A woman has no say in the matter’
Chemusto’s journey into her past inevitably took her back home to Chekwasit and she tried to bring up the issue with her village mates who have also joined her in the fight to prevent the girls/women from undergoing the procedure.
“I did nt know that what I was doing was bad until REACH programme sensitised me and government passed a law against FGM. And in our culture a woman had nothing to say. The man took care of everything. I want to say I regret that,” said Ms Chemusto.
Ms Chemusto has also approached her former colleagues, other women who are mutilating girls and women calling upon them to stop FGM and engage in other income-generating activities.
She says although some have blocked the memories and tried to live their lives fully despite the violent procedure, others have also opted to abandon the practice opted for clitoral reconstruction.
Dr Yeko Arapkisa John, the reproductive health specialist at the REACH programme says that many women suffer for years after being circumcised because of scarring and frequent infections.

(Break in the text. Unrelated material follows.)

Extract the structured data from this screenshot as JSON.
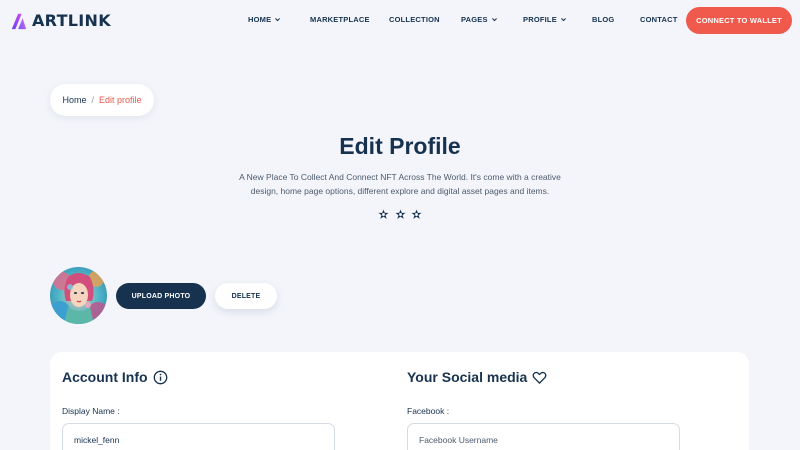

He revealed that chances are high that girls/women who undergo FGM are likely to suffer gynecological, sexual and obstetric complications and that the results weigh against the continuation of FGM/C.
He revealed that when girls are cut, they face the immediate risk of haemorrhage, shock, serious injury, a range of infections – and even death when haemorrhage or infection are especially severe.
Dr. Arapkisa who is a surgeon under the new project will perform “reversal surgery” on FGM victims to repair the vagina and clitoris so that these women can have more normal lives and so they need diagnosis and management to keep them safe from the physical risks of FGM/C.
“The scar tissue that forms around the clitoris and encases is uncomfortable we are going to repair this and where possible we shall still refer these to other hospitals for repair at a free cost,” said Dr Arapkisa adding that the harm FGM causes to girls’ and women’s health is manifold.